Reading Judith Butler on the D Train

I know I’m not the only one excited by a Christmas gift of gender theory – not only, but not common, either. A slim volume, bound in oily paper.
But how is it – despite my excitement – that once I start to read I start to yawn? Radical performativity and challenges to authorship make me want to stretch like my cat on our bed, him in the sun through our back bedroom window, me on the D train, rays streaming in off the white chips of ice in the East River and on the sludge piles on the Brooklyn side. White light/no heat.

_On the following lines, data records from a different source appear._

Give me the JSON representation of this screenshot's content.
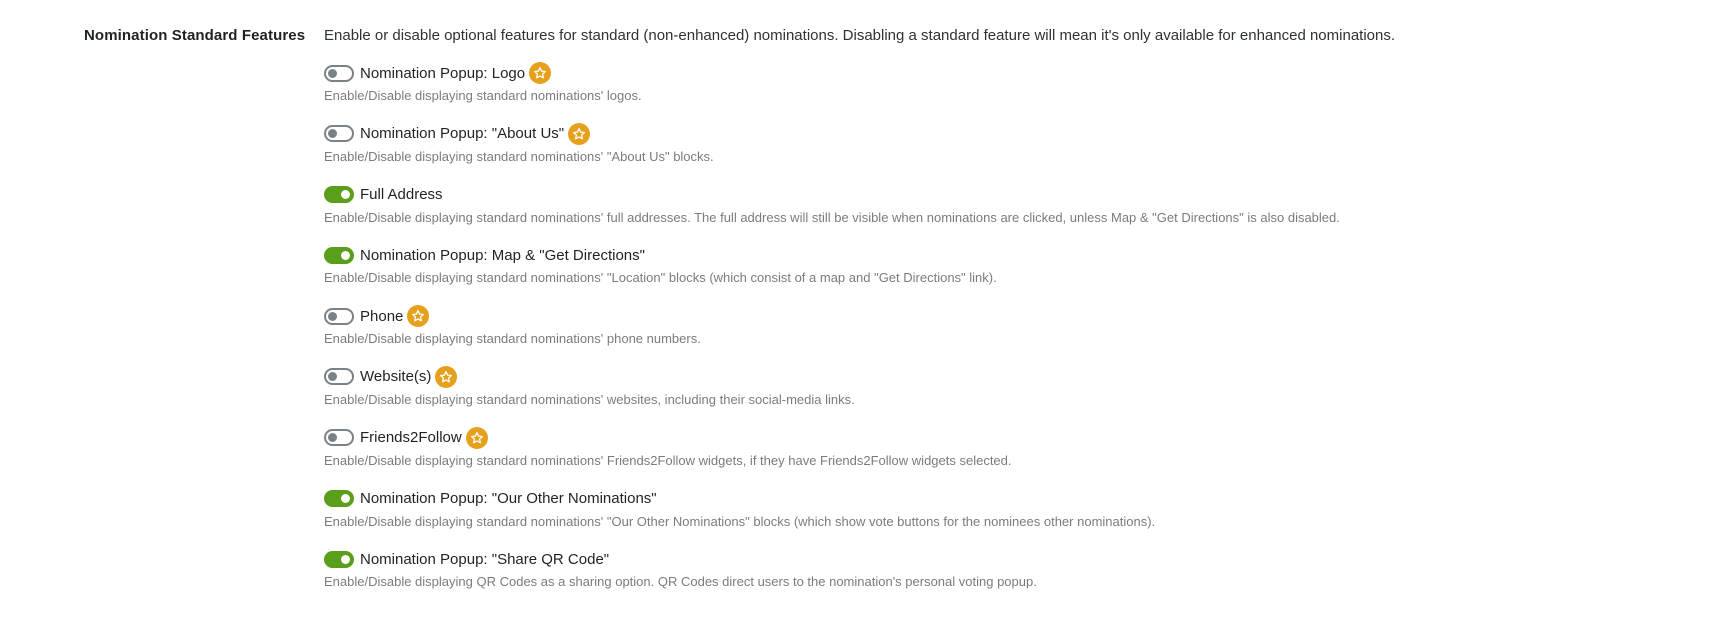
{
  "section": {
    "label": "Nomination Standard Features",
    "description": "Enable or disable optional features for standard (non-enhanced) nominations. Disabling a standard feature will mean it's only available for enhanced nominations."
  },
  "colors": {
    "toggle_on": "#5a9e1c",
    "toggle_off": "#7a8288",
    "premium_badge": "#e6a11c"
  },
  "features": [
    {
      "label": "Nomination Popup: Logo",
      "enabled": false,
      "premium": true,
      "icon": "star-icon",
      "help": "Enable/Disable displaying standard nominations' logos."
    },
    {
      "label": "Nomination Popup: \"About Us\"",
      "enabled": false,
      "premium": true,
      "icon": "star-icon",
      "help": "Enable/Disable displaying standard nominations' \"About Us\" blocks."
    },
    {
      "label": "Full Address",
      "enabled": true,
      "premium": false,
      "help": "Enable/Disable displaying standard nominations' full addresses. The full address will still be visible when nominations are clicked, unless Map & \"Get Directions\" is also disabled."
    },
    {
      "label": "Nomination Popup: Map & \"Get Directions\"",
      "enabled": true,
      "premium": false,
      "help": "Enable/Disable displaying standard nominations' \"Location\" blocks (which consist of a map and \"Get Directions\" link)."
    },
    {
      "label": "Phone",
      "enabled": false,
      "premium": true,
      "icon": "star-icon",
      "help": "Enable/Disable displaying standard nominations' phone numbers."
    },
    {
      "label": "Website(s)",
      "enabled": false,
      "premium": true,
      "icon": "star-icon",
      "help": "Enable/Disable displaying standard nominations' websites, including their social-media links."
    },
    {
      "label": "Friends2Follow",
      "enabled": false,
      "premium": true,
      "icon": "star-icon",
      "help": "Enable/Disable displaying standard nominations' Friends2Follow widgets, if they have Friends2Follow widgets selected."
    },
    {
      "label": "Nomination Popup: \"Our Other Nominations\"",
      "enabled": true,
      "premium": false,
      "help": "Enable/Disable displaying standard nominations' \"Our Other Nominations\" blocks (which show vote buttons for the nominees other nominations)."
    },
    {
      "label": "Nomination Popup: \"Share QR Code\"",
      "enabled": true,
      "premium": false,
      "help": "Enable/Disable displaying QR Codes as a sharing option. QR Codes direct users to the nomination's personal voting popup."
    }
  ]
}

Despite theory, on the train I name genders. Shy momma’s boy, effete hipster, resilient Malay matriarch. Aren’t we all different gendered, even while we pass for one or the other? Does the crisis only happen when everyone sees “man” when one feels “woman,” or vice versa? Or do we just assume that everyone only sees two, like some kind of post-apocalyptic god, cleaving some to the left, some to the right? What do most people see? I try to remember back, from when I didn’t think of gender, and what comes to me is a time when I was on a different train, the Long Island Railroad, and I was about 17. An aging conductor was the first to take my monthly ticket, and he punched it M. I know I changed it later, but I also know I’d wondered if I should, or not. Would all the conductors think me male, or had the lights blinked off for a moment for one semi-blind conductor? If I had it changed, and they still read me as M, – what then? (I had it changed, thinking somehow that my combat boots and shaved head and flannel shirts would still, somehow, by some miracle, be read as F.)
No one reads me now as M, but I still know I’m only passing.